Nice work, it's good to see someone doing some really systematic researching here.
I've tried in the past to find and fix the problem, with no success. My researches also ended up with bafflement, but I think I can at least tell you what appears to be going on even though I know no way of fixing it.
My most significant experiments concerned a Calico pet, freshly adopted in Petz 3. The first part of the experiment went like this:
I adopted the pet and then immediately closed the game. This results in a pet which still has no YALP section -- incidentally, look at YALP backwards and it reads PLAY
I saved this pet and put a copy into the P5 game's Adopted Petz directory without the Calico breedfile in place. Open game, close game, no play at all. Game writes to petfile immediately.
At this stage, the pet which had been in Petz 5's Adopted Petz directory already had become unusable in Petz 3 or Petz 4.
Right, I took copies of Jesterp3 and Jesterp5 and chopped each into 4 chunks which I happen to know from experience are the best way to compare petfiles:
Part 1 from start to the first p.f.magicpetzIII which comes below the .lnz section.
Part 2 from that p.f.magicpetzIII to the next.
Part 3 from that next p.f.magicpetzIII to PfMaGiCpEtZIII ( start of the Family Tree data )
Part 4 the rest of the file; this is only family tree and picture.
In this untouched petfile, Petz 5 had immediately written an extra 196 bytes into the end of part 1; these bytes were all hex zero. It had also altered 4 bytes, which are presumably checksum info. Petz 5 had written an extra 4 bytes into the end of part 2; these bytes were also all hex zero. Part 3 remained untouched. Part 4 contained 64 extra bytes in the family history area; these were all hex zero at this time.

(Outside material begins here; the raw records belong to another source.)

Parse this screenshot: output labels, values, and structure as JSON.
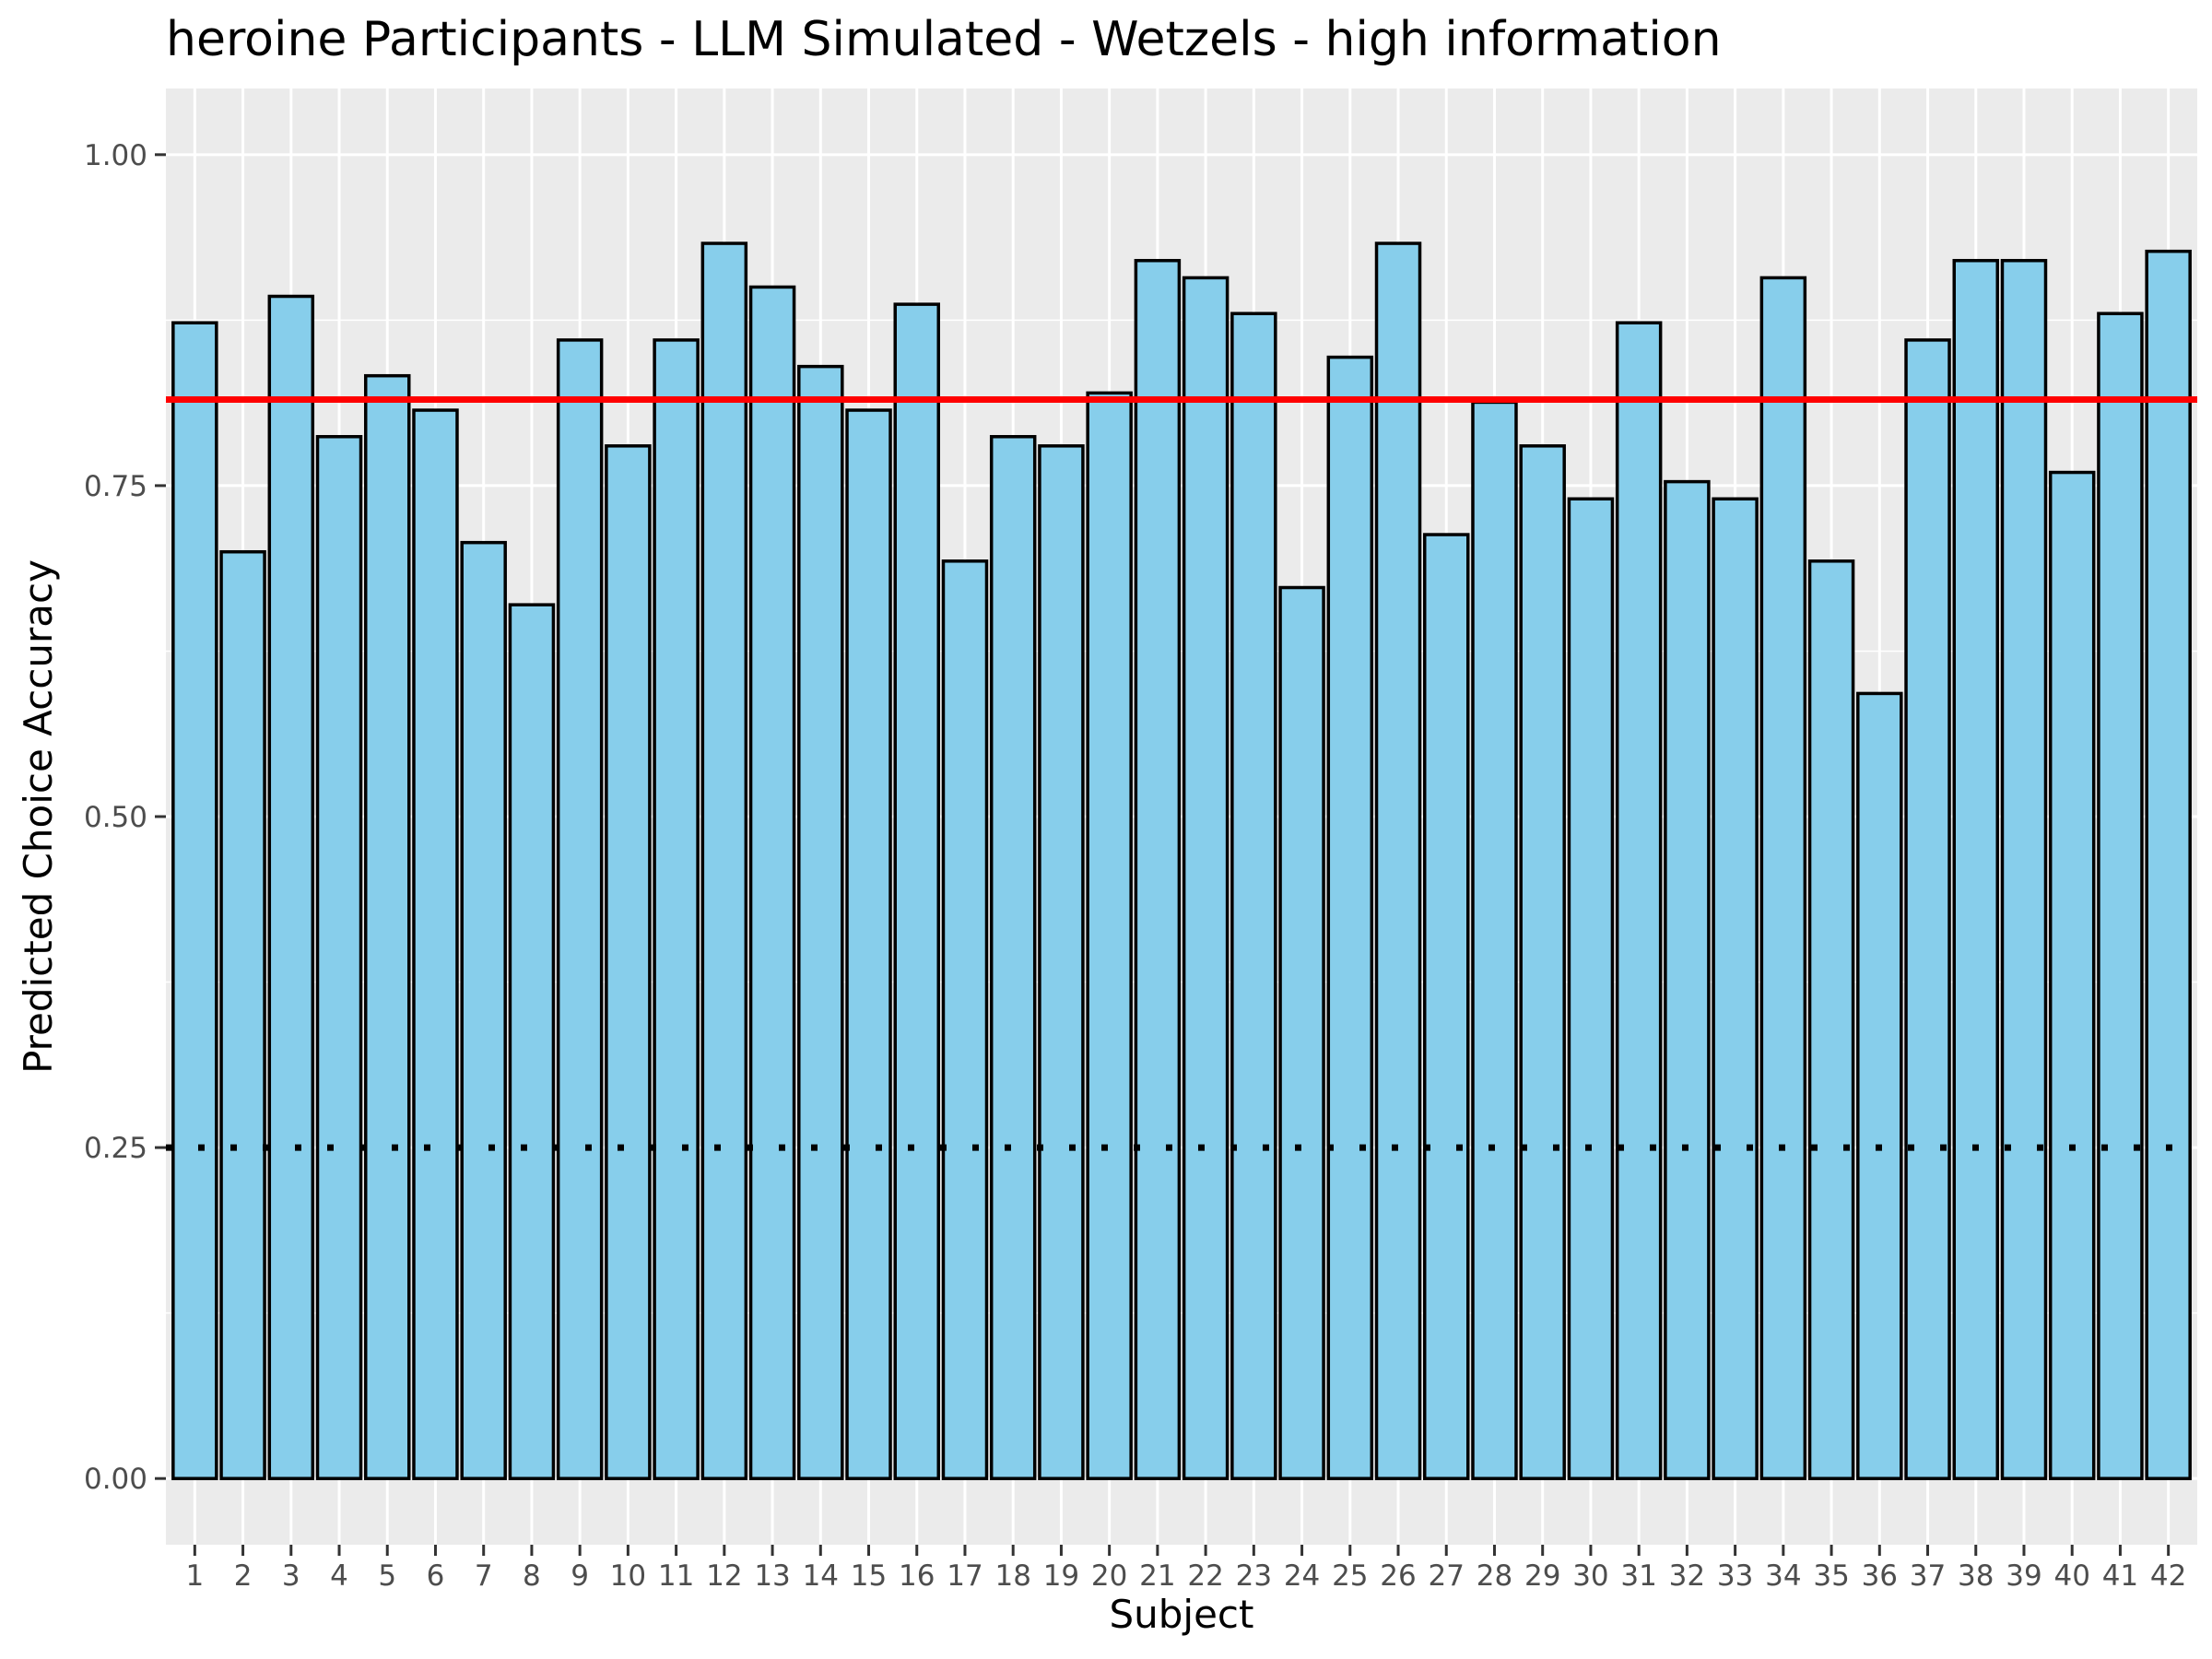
{
  "chart_data": {
    "type": "bar",
    "title": "heroine Participants - LLM Simulated - Wetzels - high information",
    "xlabel": "Subject",
    "ylabel": "Predicted Choice Accuracy",
    "categories": [
      "1",
      "2",
      "3",
      "4",
      "5",
      "6",
      "7",
      "8",
      "9",
      "10",
      "11",
      "12",
      "13",
      "14",
      "15",
      "16",
      "17",
      "18",
      "19",
      "20",
      "21",
      "22",
      "23",
      "24",
      "25",
      "26",
      "27",
      "28",
      "29",
      "30",
      "31",
      "32",
      "33",
      "34",
      "35",
      "36",
      "37",
      "38",
      "39",
      "40",
      "41",
      "42"
    ],
    "values": [
      0.873,
      0.7,
      0.893,
      0.787,
      0.833,
      0.807,
      0.707,
      0.66,
      0.86,
      0.78,
      0.86,
      0.933,
      0.9,
      0.84,
      0.807,
      0.887,
      0.693,
      0.787,
      0.78,
      0.82,
      0.92,
      0.907,
      0.88,
      0.673,
      0.847,
      0.933,
      0.713,
      0.813,
      0.78,
      0.74,
      0.873,
      0.753,
      0.74,
      0.907,
      0.693,
      0.593,
      0.86,
      0.92,
      0.92,
      0.76,
      0.88,
      0.927
    ],
    "yticks": [
      "0.00",
      "0.25",
      "0.50",
      "0.75",
      "1.00"
    ],
    "ylim": [
      -0.05,
      1.05
    ],
    "mean_line": {
      "value": 0.815,
      "color": "#ff0000",
      "style": "solid"
    },
    "chance_line": {
      "value": 0.25,
      "color": "#000000",
      "style": "dotted"
    },
    "bar_fill": "#87ceeb",
    "bar_stroke": "#000000",
    "panel_background": "#ebebeb",
    "grid": true,
    "legend": "none"
  }
}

The picture remained unchanged -- it does not get changed until a pet is put away or some significant change occurs. When that happens, the bitmap becomes much larger and 24-bit colour instead of the 256-colour that Petz 3 expects.
Later work with the same file produced nothing that was any more helpful really; after a while data got written into those areas, not just null bytes, but I was unable to figure out how to remove them such that Petz 3 or 4 could use the file.
Incidentally, placing a petz 5 pet in a Petz 3 or 4 Adopted Petz directory does _not_ corrupt the pet; it can still be used in Petz 5 because the game does not actually touch the petfile, it only reports that it's "corrupt" as far as Petz 3 or 4 can tell. What happens is that the game checks the Adopted Petz directory every time it starts up and, when it sees a file with the extension .pet, it checks to see if it can be used. If it can't, it simply tells you that the pet file is corrupted and doesn't even try to write to it. Check it out, you can put a small text file into the Adopted Petz directory, call it test.pet, and the game will report:
Error while trying to load Adopted Petz file: Data Corruption
File = \Adopted Petz\test.pet
When in fact you know for sure that the file isn't even a pet file. The message is just a form of error-trapping, to prevent crashes.
Hope this helps, and I wish you the very best of luck in your researches!